While examples like these represent the primary connections between gaming and data science though, there have also been some instances over the years of aspiring data scientists learning through games. And in fact, one of the games that can teach some fundamentals of how to use and analyze data is the same one that ultimately produces the stiffest challenge for AI: poker.
So how exactly can an aspiring data scientist learn fundamental practices through poker? It’s actually a fairly straightforward idea, if an intricate one.
Learn The Rules
First and foremost, it is necessary for anyone considering this sort of effort to learn the basics of poker inside and out. This means understanding the rules of the game (and its different varieties); knowing what different hands are worth; understanding betting sequences; and learning basic strategies. It sounds like a lot, and it certainly takes time to nail it all down. But the core fundamentals are relatively easy to pick up, even if you’re new to poker.
Choose Your Platforms
Next, you’ll need to choose platforms, both for playing games and for tracking results. When you play online, whether for real or fake money, you’ll have your pick of different websites and tournaments, and you’ll want to find one you feel you can rely on — and where, preferably, you’ll see the same opponents relatively often. Next, you’ll want to find a way to track hands played. There are software programs designed to do this automatically, such that the details of each hand played are recorded for you to reference after the fact.
Determine & Track Parameters
Once you understand how to play, and you’ve found a platform and a means of tracking results, you’ll need to determine what it is you want to track in order to begin assessing your opponents and how they play. You might measure something like how often they bet at a certain stage of a given hand, for instance — or how frequently they fold at the first round of betting. Over time, measuring tendencies like these alongside the basic math of the game (such as knowing how many different combinations of cards can be dealt), you can begin to glean invaluable information. This in turn can help you to begin predicting opponents’ moves and behavior with a degree of accuracy (whereas most players are largely guessing).
In terms of your poker game, gathering this kind of information over time — and over hundreds if not thousands of hands — will help to show you which types of players you have the most success against, and how you manage that success. But beyond poker, this sort of data gathering and analysis is also a means of learning segmentation.
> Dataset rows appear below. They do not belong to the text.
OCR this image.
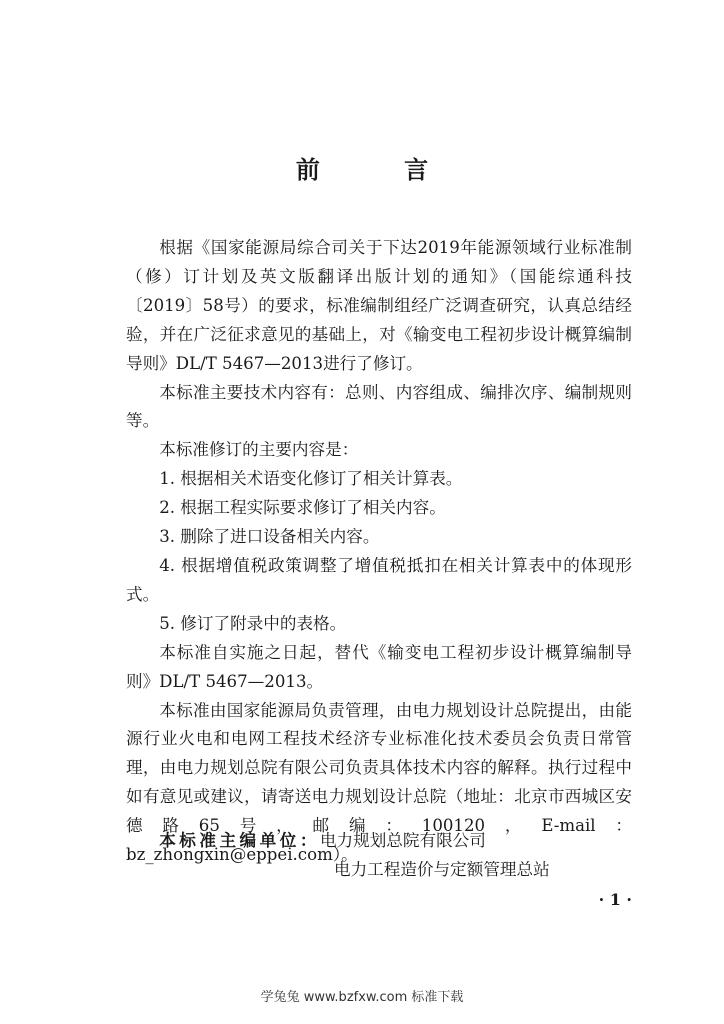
前 言

根据《国家能源局综合司关于下达2019年能源领域行业标准制（修）订计划及英文版翻译出版计划的通知》（国能综通科技〔2019〕58号）的要求，标准编制组经广泛调查研究，认真总结经验，并在广泛征求意见的基础上，对《输变电工程初步设计概算编制导则》DL/T 5467—2013进行了修订。

本标准主要技术内容有：总则、内容组成、编排次序、编制规则等。

本标准修订的主要内容是：

1. 根据相关术语变化修订了相关计算表。

2. 根据工程实际要求修订了相关内容。

3. 删除了进口设备相关内容。

4. 根据增值税政策调整了增值税抵扣在相关计算表中的体现形式。

5. 修订了附录中的表格。

本标准自实施之日起，替代《输变电工程初步设计概算编制导则》DL/T 5467—2013。

本标准由国家能源局负责管理，由电力规划设计总院提出，由能源行业火电和电网工程技术经济专业标准化技术委员会负责日常管理，由电力规划总院有限公司负责具体技术内容的解释。执行过程中如有意见或建议，请寄送电力规划设计总院（地址：北京市西城区安德路65号，邮编：100120，E-mail：bz_zhongxin@eppei.com）。

本标准主编单位：电力规划总院有限公司
电力工程造价与定额管理总站
· 1 ·
学兔兔 www.bzfxw.com 标准下载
This is basically the practice of sorting people (typically consumers or clients, in this case poker opponents) into sensible categories that make them easier to deal with in a targeted manner. In poker terms, you might group regular opponents according to their tendencies and behavior, based on data that tells you with relative certainty where those opponents belong.
Ultimately, it really is a straightforward concept! But it’s one that some working data scientists will spend a great deal of time and effort on, because the results can be incredibly valuable. Being able to divide, segment, and cluster consumers according to known patterns and recognizable behavior means being able to approach those consumers more directly and tactfully. And the general process behind this kind of data science can actually be learned through little bit of time at the poker tables.